Fifteen years on, the world finds itself upside down. In 1997, Asia sent contagion to the West; since 2008, Europe and the US have returned the favour by sending turmoil eastward.

Now, Europe is looking to deep-pocketed Asian nations for help. It should be doing something else: learning the lessons from Asia’s collapse and impressive revival.

Asia showed the world the danger of ill-timed austerity, denial and slavish devotion to conventional economic policies amid very unconventional circumstances. Why, then, is Europe resorting to a crisis-response toolbox that Asia clearly demonstrated doesn’t work?

Europe is still putting politics ahead of economics. In doing so, it’s missing two things Asians long ago accepted and internalised. One, the nature of the global financial system is shifting faster than summits and communiques can follow. Two, we live in a world without reliable economic engines.

The former problem can be seen in the austerity obsession emanating primarily from Berlin. It’s one that can be traced back to the flawed advice officials in Washington doled out to Asia in 1997.

Back then, the US Treasury and the International Monetary Fund demanded that Asia keep interest rates high to support currencies and cut government spending and debt.

Of course, even the US blew off these suggestions, and more, after the 2008 failure of Lehman Brothers Holdings – just as Asians had 10 years earlier. Once officials in Bangkok, Jakarta and Seoul replaced belt tightening with more nuanced policies, growth returned and investors rushed back to the region. Today, it’s outperforming economies in Europe and the US by a wide margin.

The latter problem – the unreliability of global economic engines – means that Europe’s need for stimulus is greater than Asia’s was in the late 1990s.

At that time, the US was indeed an ”oasis of prosperity”, as then Federal Reserve chairman Alan Greenspan called it. Today, Europe is looking at a vastly different global environment.
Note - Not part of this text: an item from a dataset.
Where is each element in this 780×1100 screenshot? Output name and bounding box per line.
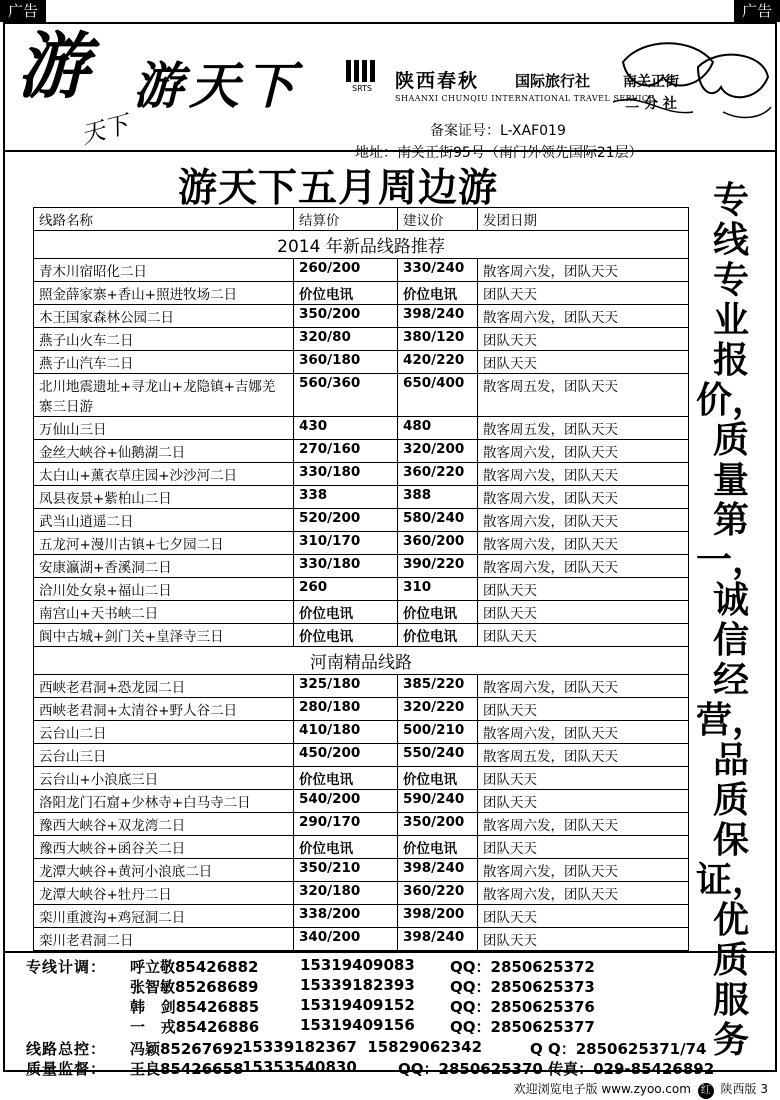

And yet the region is experiencing what can best be described as a bubble in austerity.

The US economy is limping along, Japan’s deflation is deepening and China is slowing. Next week is expected to bring news that China’s manufacturing shrank for a seventh month in May. So much for China riding to Europe’s rescue with its vast state wealth and even bigger ambitions. Just three months ago, the chatter was about Asia’s biggest economy becoming Europe’s sugar daddy. Europe is imploding.

China has $3.3 trillion (R27.6 trillion) of currency reserves. What better way to deploy those riches, many mused, than to save the euro zone and capitalism in one fell swoop? That was until Europe’s mess boomeranged on China.
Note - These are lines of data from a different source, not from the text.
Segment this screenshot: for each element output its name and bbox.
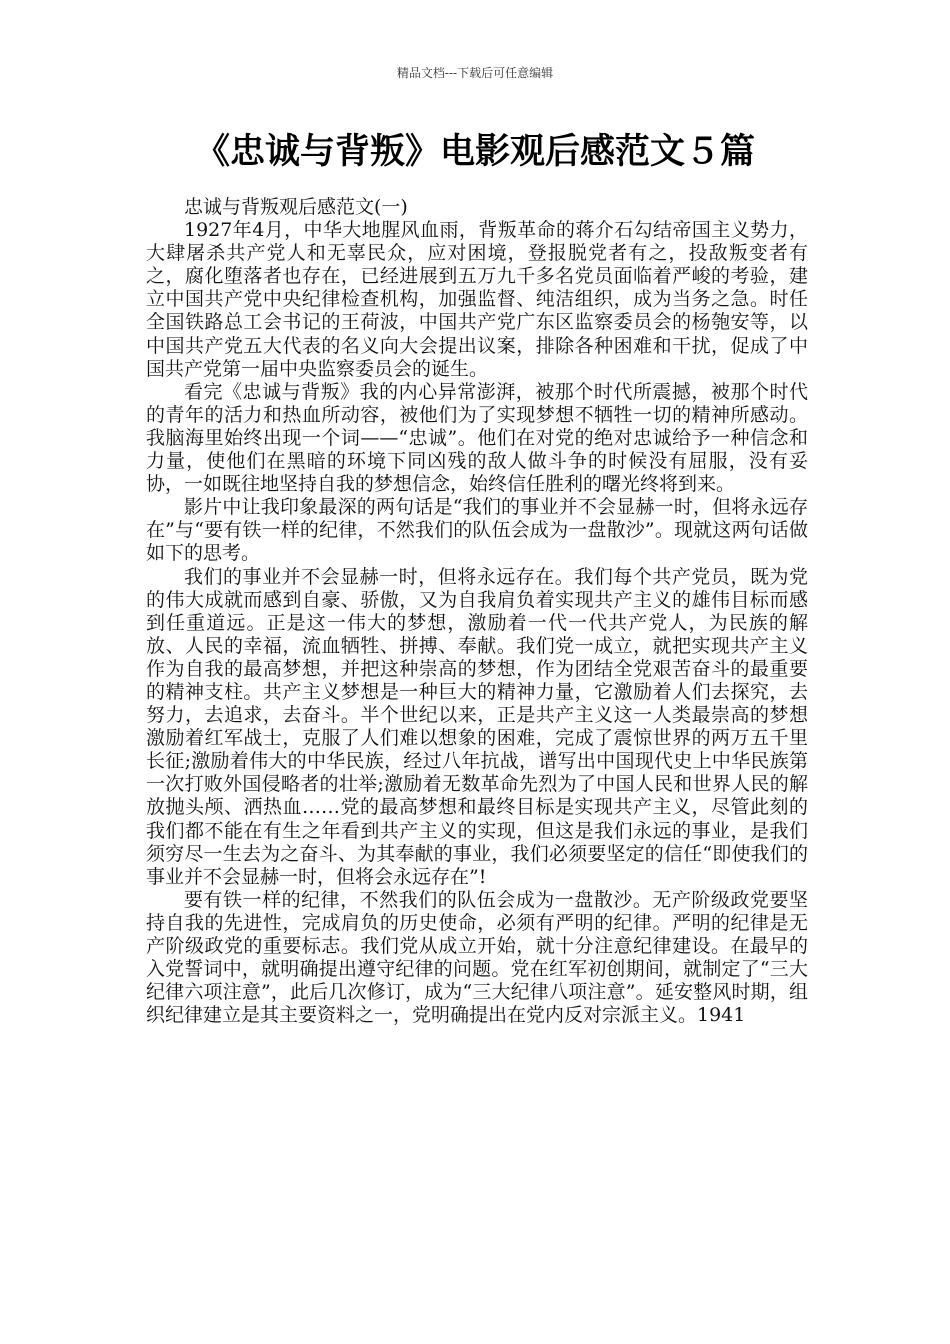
section-heading: 忠诚与背叛观后感范文(一) [184, 196, 408, 218]
paragraph-1: 1927年4月，中华大地腥风血雨，背叛革命的蒋介石勾结帝国主义势力，大肆屠杀共产党人和无辜民众，应对困境，登报脱党者有之，投敌叛变者有之，腐化堕落者也存在，已经进展到五万九千多名党员面临着严峻的考验，建立中国共产党中央纪律检查机构，加强监督、纯洁组织，成为当务之急。时任全国铁路总工会书记的王荷波，中国共产党广东区监察委员会的杨匏安等，以中国共产党五大代表的名义向大会提出议案，排除各种困难和干扰，促成了中国共产党第一届中央监察委员会的诞生。 [146, 219, 808, 380]
paragraph-2: 看完《忠诚与背叛》我的内心异常澎湃，被那个时代所震撼，被那个时代的青年的活力和热血所动容，被他们为了实现梦想不牺牲一切的精神所感动。我脑海里始终出现一个词——“忠诚”。他们在对党的绝对忠诚给予一种信念和力量，使他们在黑暗的环境下同凶残的敌人做斗争的时候没有屈服，没有妥协，一如既往地坚持自我的梦想信念，始终信任胜利的曙光终将到来。 [146, 380, 808, 496]
paragraph-5: 要有铁一样的纪律，不然我们的队伍会成为一盘散沙。无产阶级政党要坚持自我的先进性，完成肩负的历史使命，必须有严明的纪律。严明的纪律是无产阶级政党的重要标志。我们党从成立开始，就十分注意纪律建设。在最早的入党誓词中，就明确提出遵守纪律的问题。党在红军初创期间，就制定了“三大纪律六项注意”，此后几次修订，成为“三大纪律八项注意”。延安整风时期，组织纪律建立是其主要资料之一，党明确提出在党内反对宗派主义。1941 [146, 888, 808, 1027]
paragraph-3: 影片中让我印象最深的两句话是“我们的事业并不会显赫一时，但将永远存在”与“要有铁一样的纪律，不然我们的队伍会成为一盘散沙”。现就这两句话做如下的思考。 [146, 496, 808, 565]
page-title: 《忠诚与背叛》电影观后感范文５篇 [194, 132, 755, 172]
header-note: 精品文档---下载后可任意编辑 [396, 66, 554, 80]
document-body [146, 196, 808, 1027]
paragraph-4: 我们的事业并不会显赫一时，但将永远存在。我们每个共产党员，既为党的伟大成就而感到自豪、骄傲，又为自我肩负着实现共产主义的雄伟目标而感到任重道远。正是这一伟大的梦想，激励着一代一代共产党人，为民族的解放、人民的幸福，流血牺牲、拼搏、奉献。我们党一成立，就把实现共产主义作为自我的最高梦想，并把这种崇高的梦想，作为团结全党艰苦奋斗的最重要的精神支柱。共产主义梦想是一种巨大的精神力量，它激励着人们去探究，去努力，去追求，去奋斗。半个世纪以来，正是共产主义这一人类最崇高的梦想激励着红军战士，克服了人们难以想象的困难，完成了震惊世界的两万五千里长征;激励着伟大的中华民族，经过八年抗战，谱写出中国现代史上中华民族第一次打败外国侵略者的壮举;激励着无数革命先烈为了中国人民和世界人民的解放抛头颅、洒热血……党的最高梦想和最终目标是实现共产主义，尽管此刻的我们都不能在有生之年看到共产主义的实现，但这是我们永远的事业，是我们须穷尽一生去为之奋斗、为其奉献的事业，我们必须要坚定的信任“即使我们的事业并不会显赫一时，但将会永远存在”! [146, 565, 808, 888]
Nowhere are these worries more on display than in Hong Kong. The benchmark Hang Seng index has slumped 14 percent from this year’s peak on February 29 as investors fret about how Europe will affect China. Far from reassuring markets, European leaders are clashing over how to contain their crisis. They can’t.
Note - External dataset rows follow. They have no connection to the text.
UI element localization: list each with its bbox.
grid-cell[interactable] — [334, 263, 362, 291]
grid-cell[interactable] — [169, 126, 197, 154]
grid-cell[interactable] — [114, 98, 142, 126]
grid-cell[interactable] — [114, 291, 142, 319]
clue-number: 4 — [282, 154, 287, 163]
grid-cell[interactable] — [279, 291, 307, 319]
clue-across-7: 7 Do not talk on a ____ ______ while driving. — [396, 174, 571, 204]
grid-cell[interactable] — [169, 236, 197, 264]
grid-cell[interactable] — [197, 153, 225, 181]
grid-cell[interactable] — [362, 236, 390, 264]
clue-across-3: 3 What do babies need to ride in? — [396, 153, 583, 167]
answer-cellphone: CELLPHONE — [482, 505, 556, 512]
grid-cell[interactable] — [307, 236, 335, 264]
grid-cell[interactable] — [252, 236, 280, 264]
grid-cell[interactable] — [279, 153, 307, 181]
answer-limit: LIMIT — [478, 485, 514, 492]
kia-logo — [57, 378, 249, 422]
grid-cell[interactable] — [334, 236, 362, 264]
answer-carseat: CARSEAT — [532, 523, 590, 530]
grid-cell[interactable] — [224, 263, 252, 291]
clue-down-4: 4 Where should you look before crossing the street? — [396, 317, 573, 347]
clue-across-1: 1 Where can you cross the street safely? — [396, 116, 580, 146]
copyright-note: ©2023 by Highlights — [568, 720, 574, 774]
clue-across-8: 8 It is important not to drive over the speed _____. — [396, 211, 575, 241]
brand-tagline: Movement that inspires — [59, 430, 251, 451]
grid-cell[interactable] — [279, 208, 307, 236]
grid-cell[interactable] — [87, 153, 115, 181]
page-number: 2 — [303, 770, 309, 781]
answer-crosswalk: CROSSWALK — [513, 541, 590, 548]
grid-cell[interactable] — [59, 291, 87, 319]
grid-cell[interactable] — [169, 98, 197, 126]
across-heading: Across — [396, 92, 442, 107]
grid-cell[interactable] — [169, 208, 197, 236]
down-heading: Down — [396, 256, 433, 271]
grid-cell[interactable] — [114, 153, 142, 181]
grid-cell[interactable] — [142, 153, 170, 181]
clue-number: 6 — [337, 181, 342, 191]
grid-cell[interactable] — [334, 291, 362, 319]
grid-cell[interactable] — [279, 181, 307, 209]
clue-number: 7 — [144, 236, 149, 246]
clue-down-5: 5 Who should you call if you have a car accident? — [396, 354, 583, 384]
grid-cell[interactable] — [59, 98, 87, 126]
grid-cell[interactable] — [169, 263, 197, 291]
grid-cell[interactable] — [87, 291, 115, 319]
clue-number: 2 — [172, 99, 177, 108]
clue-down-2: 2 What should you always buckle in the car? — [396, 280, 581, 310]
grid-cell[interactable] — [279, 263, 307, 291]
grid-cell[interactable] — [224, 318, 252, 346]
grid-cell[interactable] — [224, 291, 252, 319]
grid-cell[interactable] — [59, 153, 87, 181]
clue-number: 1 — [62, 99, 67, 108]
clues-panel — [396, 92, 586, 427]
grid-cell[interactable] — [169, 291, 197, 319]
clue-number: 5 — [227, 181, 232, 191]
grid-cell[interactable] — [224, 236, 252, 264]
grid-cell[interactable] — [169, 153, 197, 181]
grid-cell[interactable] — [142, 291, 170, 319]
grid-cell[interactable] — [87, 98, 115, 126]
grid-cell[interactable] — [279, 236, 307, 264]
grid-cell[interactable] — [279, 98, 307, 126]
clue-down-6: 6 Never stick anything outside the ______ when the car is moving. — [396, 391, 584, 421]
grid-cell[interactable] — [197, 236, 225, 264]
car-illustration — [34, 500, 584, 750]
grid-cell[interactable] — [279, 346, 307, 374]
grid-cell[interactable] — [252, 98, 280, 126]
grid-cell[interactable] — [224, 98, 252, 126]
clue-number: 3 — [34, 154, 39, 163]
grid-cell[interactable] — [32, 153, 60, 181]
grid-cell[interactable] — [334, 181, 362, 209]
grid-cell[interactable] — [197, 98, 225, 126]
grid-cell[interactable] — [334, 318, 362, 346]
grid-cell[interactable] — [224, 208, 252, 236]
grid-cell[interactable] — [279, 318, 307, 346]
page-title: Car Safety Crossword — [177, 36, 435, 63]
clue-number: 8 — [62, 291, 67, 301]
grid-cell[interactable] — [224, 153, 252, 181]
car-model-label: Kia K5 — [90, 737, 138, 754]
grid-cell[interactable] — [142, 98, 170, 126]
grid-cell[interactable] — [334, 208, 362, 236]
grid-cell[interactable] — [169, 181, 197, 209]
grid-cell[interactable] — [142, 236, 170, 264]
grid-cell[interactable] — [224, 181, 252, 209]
Each Greek bailout only highlights the futility of political solutions to a flawed economic union. Denial has delayed the inevitable departure of Greece and now speculators have a much bigger target in their sights – Spain, the 12th-biggest economy.

That was roughly Korea’s global ranking in 1997, when its entrapment by Asia’s crisis turned a regional problem into a global one. Europe is forgetting that the quicker you deal with the root of financial problems, however painful that may be, the quicker you can recover from them. To do that, you need growth. You also need to be bold.

William Pesek is a Bloomberg View columnist. The opinions expressed are his own.